The big question of course is that we're going to see a lot of action in North America in the second half of the year. The debt ceiling debate has been pushed off towards the Q1 next year. But you still have the elections, of course, and the debate about policy up to the election. And then you've got the fiscal cliff, which I'm sure will be part of the debate about the level of stimulus the economy requires to reduce unemployment.

And there are some quantitative easing expectations entering the market again in the US that's helping push the price up a little bit at the moment. So the bottom line is that there is the prospect that the US investor moves back into gold quite heavily in the second half depending on how some of these factors pan out.

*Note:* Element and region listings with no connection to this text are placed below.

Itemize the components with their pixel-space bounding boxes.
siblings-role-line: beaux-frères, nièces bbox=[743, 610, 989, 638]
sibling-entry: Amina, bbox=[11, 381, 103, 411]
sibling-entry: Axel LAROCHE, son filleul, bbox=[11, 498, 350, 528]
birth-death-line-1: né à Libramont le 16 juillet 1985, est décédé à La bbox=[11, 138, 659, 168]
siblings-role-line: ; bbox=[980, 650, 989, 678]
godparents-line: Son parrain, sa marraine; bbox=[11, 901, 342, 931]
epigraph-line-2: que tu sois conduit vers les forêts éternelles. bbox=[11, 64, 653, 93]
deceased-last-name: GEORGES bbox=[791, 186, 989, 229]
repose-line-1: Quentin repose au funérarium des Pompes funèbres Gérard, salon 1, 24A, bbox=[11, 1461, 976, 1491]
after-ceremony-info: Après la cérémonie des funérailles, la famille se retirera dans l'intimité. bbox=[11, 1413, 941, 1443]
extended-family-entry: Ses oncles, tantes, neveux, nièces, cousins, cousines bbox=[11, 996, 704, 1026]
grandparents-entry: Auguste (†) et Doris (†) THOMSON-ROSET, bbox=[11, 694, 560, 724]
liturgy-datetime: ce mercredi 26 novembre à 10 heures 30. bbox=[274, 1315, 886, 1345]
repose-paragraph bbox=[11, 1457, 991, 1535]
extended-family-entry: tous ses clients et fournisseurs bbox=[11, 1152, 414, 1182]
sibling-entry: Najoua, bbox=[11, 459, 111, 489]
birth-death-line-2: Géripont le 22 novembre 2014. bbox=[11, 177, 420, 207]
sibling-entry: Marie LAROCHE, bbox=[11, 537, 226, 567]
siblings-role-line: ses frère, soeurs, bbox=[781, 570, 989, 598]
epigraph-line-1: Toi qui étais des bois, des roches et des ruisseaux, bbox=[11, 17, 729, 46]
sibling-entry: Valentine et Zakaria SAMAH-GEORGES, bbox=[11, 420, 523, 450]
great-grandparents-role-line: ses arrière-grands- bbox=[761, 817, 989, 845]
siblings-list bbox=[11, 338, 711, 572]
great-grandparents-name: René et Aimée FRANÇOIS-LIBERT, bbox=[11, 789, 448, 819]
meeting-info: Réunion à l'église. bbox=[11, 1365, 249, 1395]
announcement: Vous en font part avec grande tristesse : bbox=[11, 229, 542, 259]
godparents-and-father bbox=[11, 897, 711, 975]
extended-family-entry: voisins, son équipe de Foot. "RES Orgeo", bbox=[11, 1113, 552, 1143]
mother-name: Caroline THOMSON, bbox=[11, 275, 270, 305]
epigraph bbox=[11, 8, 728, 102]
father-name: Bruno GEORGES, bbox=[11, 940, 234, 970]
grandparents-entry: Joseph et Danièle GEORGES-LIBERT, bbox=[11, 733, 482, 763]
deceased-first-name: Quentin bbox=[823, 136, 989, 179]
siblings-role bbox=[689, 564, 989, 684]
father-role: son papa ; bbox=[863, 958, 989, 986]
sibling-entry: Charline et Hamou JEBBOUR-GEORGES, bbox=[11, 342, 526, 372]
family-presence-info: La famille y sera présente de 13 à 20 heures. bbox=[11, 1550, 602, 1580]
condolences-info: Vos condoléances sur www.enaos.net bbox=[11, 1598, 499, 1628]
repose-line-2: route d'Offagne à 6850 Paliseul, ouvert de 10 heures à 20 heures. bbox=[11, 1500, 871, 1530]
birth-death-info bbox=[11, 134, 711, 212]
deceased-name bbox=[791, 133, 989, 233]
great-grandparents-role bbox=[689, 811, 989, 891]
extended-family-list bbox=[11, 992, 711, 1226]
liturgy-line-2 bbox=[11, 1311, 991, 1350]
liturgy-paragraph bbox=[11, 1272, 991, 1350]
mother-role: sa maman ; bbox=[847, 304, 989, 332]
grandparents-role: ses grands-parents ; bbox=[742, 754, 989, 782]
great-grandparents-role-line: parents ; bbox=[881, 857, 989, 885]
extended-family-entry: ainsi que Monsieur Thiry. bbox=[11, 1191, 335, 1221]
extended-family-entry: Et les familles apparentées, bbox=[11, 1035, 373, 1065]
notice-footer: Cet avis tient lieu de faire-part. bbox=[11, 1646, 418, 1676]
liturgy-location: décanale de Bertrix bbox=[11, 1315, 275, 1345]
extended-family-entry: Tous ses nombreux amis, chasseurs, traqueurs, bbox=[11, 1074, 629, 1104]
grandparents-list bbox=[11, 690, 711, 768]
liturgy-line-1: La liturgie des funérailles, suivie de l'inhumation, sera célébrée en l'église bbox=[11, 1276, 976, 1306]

HAI: Do you find that demand does fall off when volatility goes away? I mean, in some ways you could argue that a stable Gold Price is pretty much a nice hedge.

Marcus Grubb: I think traditionally the market is somewhat bifurcated where volatility is concerned. Often, volatility is a negative for jewelry consumers. And, of course, half of their decision-making process is investment, but other parts of it have to do with cultural attachment to gold, the beauty of the pieces, the ornamentation and the emotional value of them. In some markets, volatility can be detrimental. It makes purchasing more difficult and/or it undermines the investment value of the pieces if the price is moving around a lot.

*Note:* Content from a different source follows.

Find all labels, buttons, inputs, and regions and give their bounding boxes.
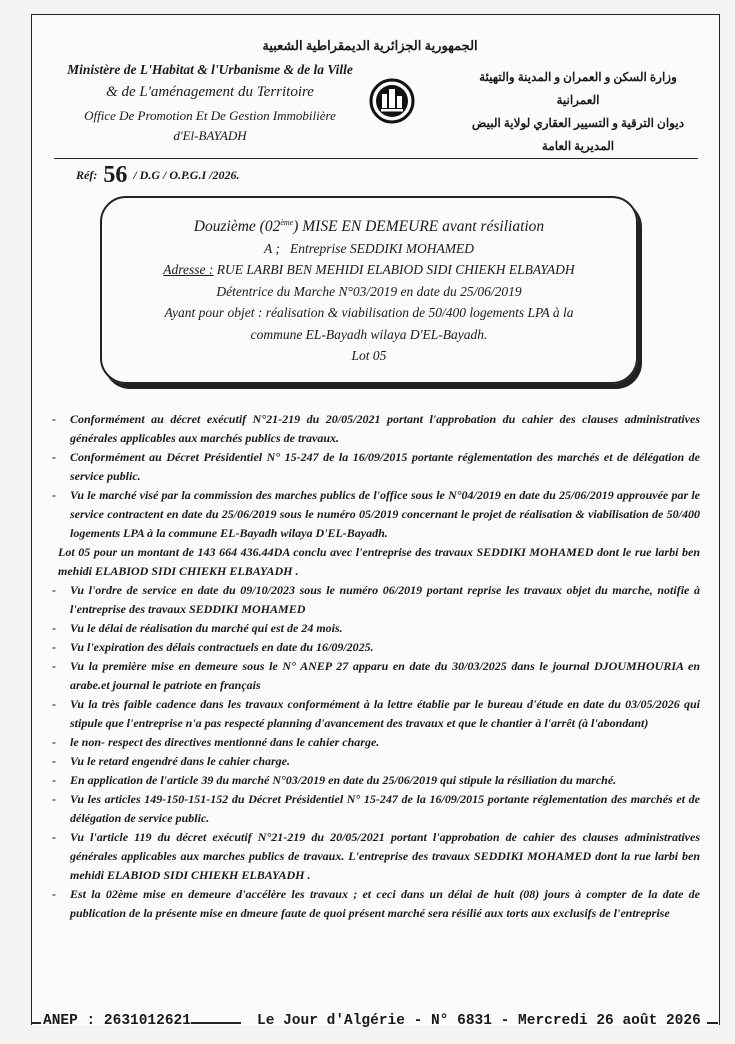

Where investment is concerned, volatility is not necessarily a bad thing, especially if it is associated with a rising price trend, because the investment driver is higher. Investors Buy Gold for its mixture of properties as an asset, as a hedging asset and as a store of value. But it would be foolish to think that investors don't Buy Gold also for its return characteristics. It's a mixture.

The interesting thing to me about gold today, and for the last 11 years, is that you are able to have your cake and eat it too. If you look over the long sweep of history, gold is delivering super-normal returns compared to its own history and other assets classes. And it is a fantastic diversifier and insurance policy. So you would be very remiss not to have gold in a portfolio now, because of the fact that you're getting both benefits of gold at the moment.

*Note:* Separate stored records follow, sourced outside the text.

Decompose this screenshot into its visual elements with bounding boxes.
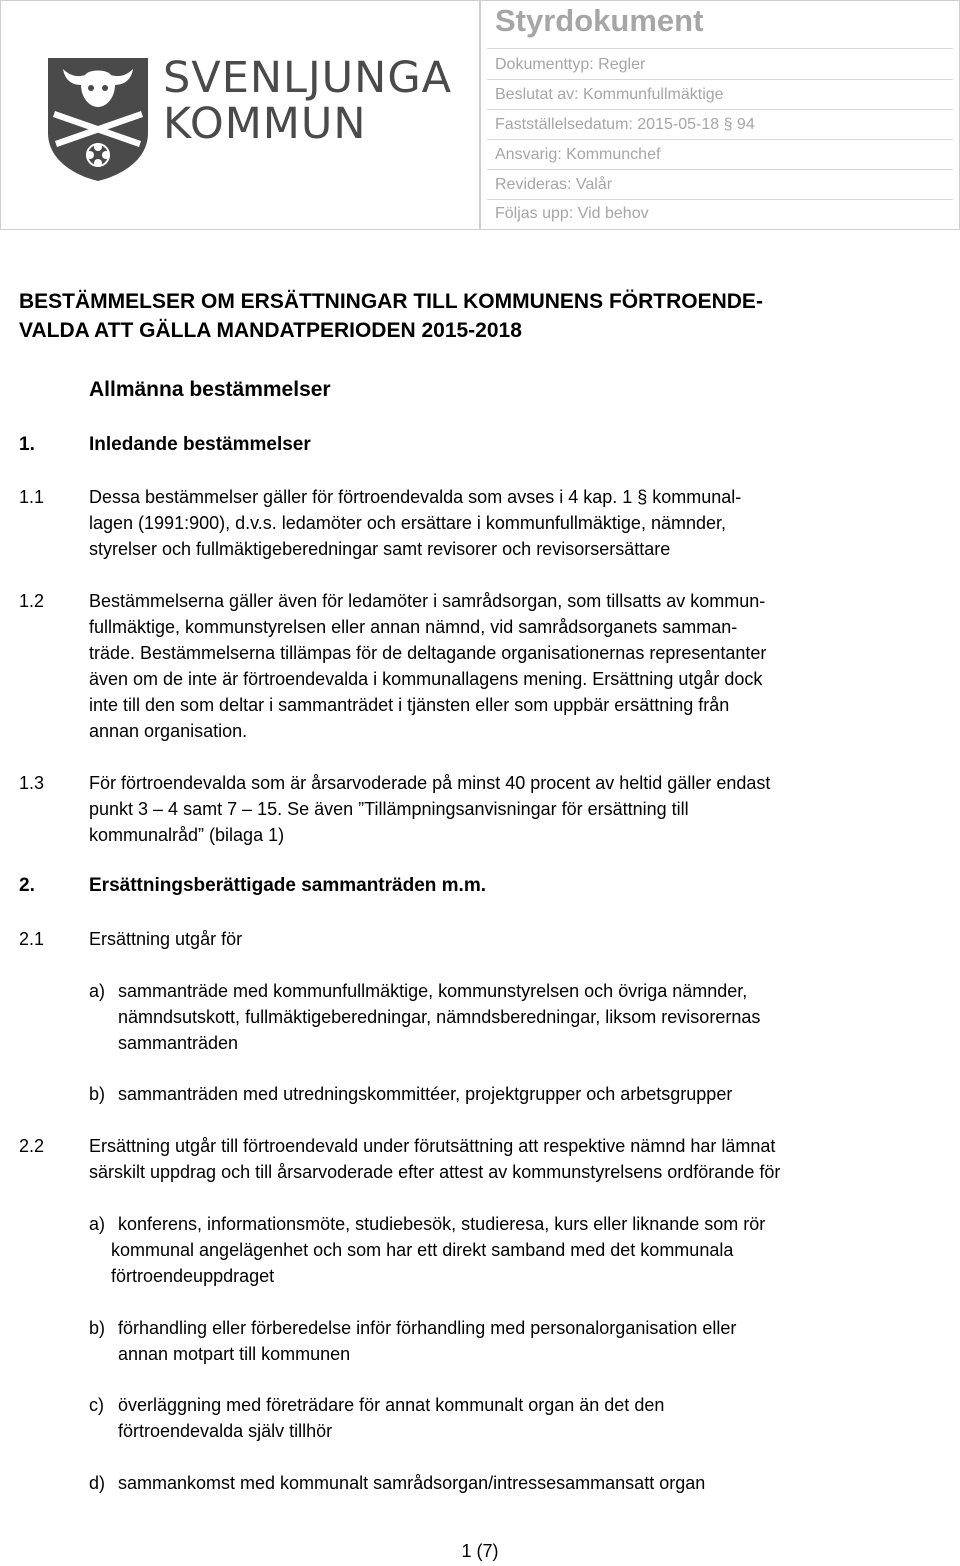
text-line: kommunal angelägenhet och som har ett direkt samband med det kommunala: [111, 1240, 734, 1260]
paragraph-1-1: [89, 484, 954, 562]
logo-text-line2: KOMMUN: [163, 99, 367, 149]
text-line: annan organisation.: [89, 721, 248, 741]
text-line: sammanträden med utredningskommittéer, projektgrupper och arbetsgrupper: [118, 1084, 733, 1104]
document-title: [19, 287, 763, 345]
text-line: träde. Bestämmelserna tillämpas för de deltagande organisationernas representanter: [89, 643, 767, 663]
metadata-revision: Revideras: Valår: [495, 176, 613, 193]
text-line: nämndsutskott, fullmäktigeberedningar, nämndsberedningar, liksom revisorernas: [118, 1007, 761, 1027]
text-line: sammanträden: [118, 1033, 239, 1053]
list-item-label: c): [89, 1395, 104, 1415]
list-item-label: b): [89, 1084, 106, 1104]
list-item: [118, 1315, 954, 1367]
municipal-coat-of-arms-icon: [45, 55, 151, 183]
paragraph-1-3: [89, 770, 954, 848]
section-number: 1.: [19, 434, 35, 455]
list-item-label: a): [89, 981, 106, 1001]
divider: [487, 139, 953, 140]
text-line: sammanträde med kommunfullmäktige, kommunstyrelsen och övriga nämnder,: [118, 981, 748, 1001]
document-header: [0, 0, 960, 230]
list-item: [118, 1392, 954, 1444]
metadata-document-type: Dokumenttyp: Regler: [495, 56, 646, 73]
text-line: förtroendeuppdraget: [111, 1266, 275, 1286]
logo-text-line1: SVENLJUNGA: [163, 53, 453, 103]
section-title: Inledande bestämmelser: [89, 434, 311, 455]
paragraph-number: 1.1: [19, 487, 45, 507]
metadata-date: Fastställelsedatum: 2015-05-18 § 94: [495, 116, 755, 133]
list-item: [118, 1470, 954, 1496]
paragraph-number: 2.1: [19, 929, 45, 949]
document-title-line: BESTÄMMELSER OM ERSÄTTNINGAR TILL KOMMUNENS FÖRTROENDE-: [19, 290, 763, 313]
metadata-decided-by: Beslutat av: Kommunfullmäktige: [495, 86, 724, 103]
list-item: [118, 1081, 954, 1107]
text-line: överläggning med företrädare för annat kommunalt organ än det den: [118, 1395, 665, 1415]
text-line: förtroendevalda själv tillhör: [118, 1421, 333, 1441]
list-item-label: b): [89, 1318, 106, 1338]
page-number: 1 (7): [461, 1541, 499, 1561]
text-line: inte till den som deltar i sammanträdet i tjänsten eller som uppbär ersättning från: [89, 695, 730, 715]
text-line: särskilt uppdrag och till årsarvoderade efter attest av kommunstyrelsens ordförande för: [89, 1162, 781, 1182]
paragraph-2-2: [89, 1133, 954, 1185]
divider: [487, 48, 953, 49]
paragraph-2-1: Ersättning utgår för: [89, 929, 243, 949]
metadata-title: Styrdokument: [495, 3, 704, 38]
logo-area: [0, 0, 480, 230]
document-title-line: VALDA ATT GÄLLA MANDATPERIODEN 2015-2018: [19, 319, 522, 342]
text-line: Ersättning utgår till förtroendevald under förutsättning att respektive nämnd har lämnat: [89, 1136, 776, 1156]
text-line: För förtroendevalda som är årsarvoderade på minst 40 procent av heltid gäller endast: [89, 773, 771, 793]
document-metadata-box: [480, 0, 960, 230]
text-line: annan motpart till kommunen: [118, 1344, 351, 1364]
divider: [487, 199, 953, 200]
text-line: sammankomst med kommunalt samrådsorgan/intressesammansatt organ: [118, 1473, 706, 1493]
list-item-label: a): [89, 1214, 106, 1234]
list-item: [111, 1211, 954, 1289]
text-line: Bestämmelserna gäller även för ledamöter i samrådsorgan, som tillsatts av kommun-: [89, 591, 766, 611]
text-line: konferens, informationsmöte, studiebesök, studieresa, kurs eller liknande som rör: [118, 1214, 766, 1234]
text-line: Dessa bestämmelser gäller för förtroendevalda som avses i 4 kap. 1 § kommunal-: [89, 487, 742, 507]
paragraph-number: 1.3: [19, 773, 45, 793]
section-title: Ersättningsberättigade sammanträden m.m.: [89, 875, 486, 896]
text-line: punkt 3 – 4 samt 7 – 15. Se även ”Tillämpningsanvisningar för ersättning till: [89, 799, 689, 819]
section-heading-general: Allmänna bestämmelser: [89, 378, 331, 401]
list-item-label: d): [89, 1473, 106, 1493]
text-line: lagen (1991:900), d.v.s. ledamöter och ersättare i kommunfullmäktige, nämnder,: [89, 513, 726, 533]
paragraph-1-2: [89, 588, 954, 744]
text-line: även om de inte är förtroendevalda i kommunallagens mening. Ersättning utgår dock: [89, 669, 763, 689]
text-line: fullmäktige, kommunstyrelsen eller annan nämnd, vid samrådsorganets samman-: [89, 617, 738, 637]
list-item: [118, 978, 954, 1056]
metadata-follow-up: Följas upp: Vid behov: [495, 205, 649, 222]
paragraph-number: 1.2: [19, 591, 45, 611]
paragraph-number: 2.2: [19, 1136, 45, 1156]
text-line: kommunalråd” (bilaga 1): [89, 825, 285, 845]
divider: [487, 109, 953, 110]
metadata-responsible: Ansvarig: Kommunchef: [495, 146, 661, 163]
divider: [487, 169, 953, 170]
text-line: styrelser och fullmäktigeberedningar samt revisorer och revisorsersättare: [89, 539, 671, 559]
text-line: förhandling eller förberedelse inför förhandling med personalorganisation eller: [118, 1318, 737, 1338]
divider: [487, 79, 953, 80]
section-number: 2.: [19, 875, 35, 896]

HAI: What is your current recommended allocation of gold in an individual's portfolio?

Marcus Grubb: We don't make overt recommendations because of the nature of our organization. But what we have done is produce a stable of research that looks at, for different types of investors and different currency bases, what would be a potentially optimal allocation to gold.

It pretty much ranges between 1 to 2 percent in the smallest cases, and up to as high as 10 percent depending on your currency base, and depending on your appetite for risk across a broad portfolio. The research work we've produced finds that for a midrange risk preference, and for a pretty diversified portfolio, something in between 4 and 5 percent is a pretty fair assumption for an optimal gold weighting. That kind of portfolio containing that amount of gold would almost always outperform one that did not.

HAI: What are the current gold demand percentages for the investment, jewelry, central bank and industrial use categories?

Marcus Grubb: This quarter was somewhat unusual in that central banks came in at a pretty whopping number. I think something like 16 percent. Though I must clarify that central bank demand is very lumpy. It's usually spread out more over the year. And it certainly will be when we look at the whole of the year.

But in general terms, where we are today is that jewelry is somewhere around 42 percent of demand and still the largest category, both quarterly and annually. But that's from something like 70 percent about five years ago. Investment is now somewhere around 31 percent fluctuating, but it's up at a near all-time high, certainly in recent years. It was higher in the 1980s, but in recent years it's been at a high of around 35 percent. It was only about 19-20 percent about five years ago. It's about 11 percent for technology and industrial demand.

When you look at the supply side, mine production is pretty much flat over the last eight to 10 years, or slightly up. New mine production has been pretty static throughout that period.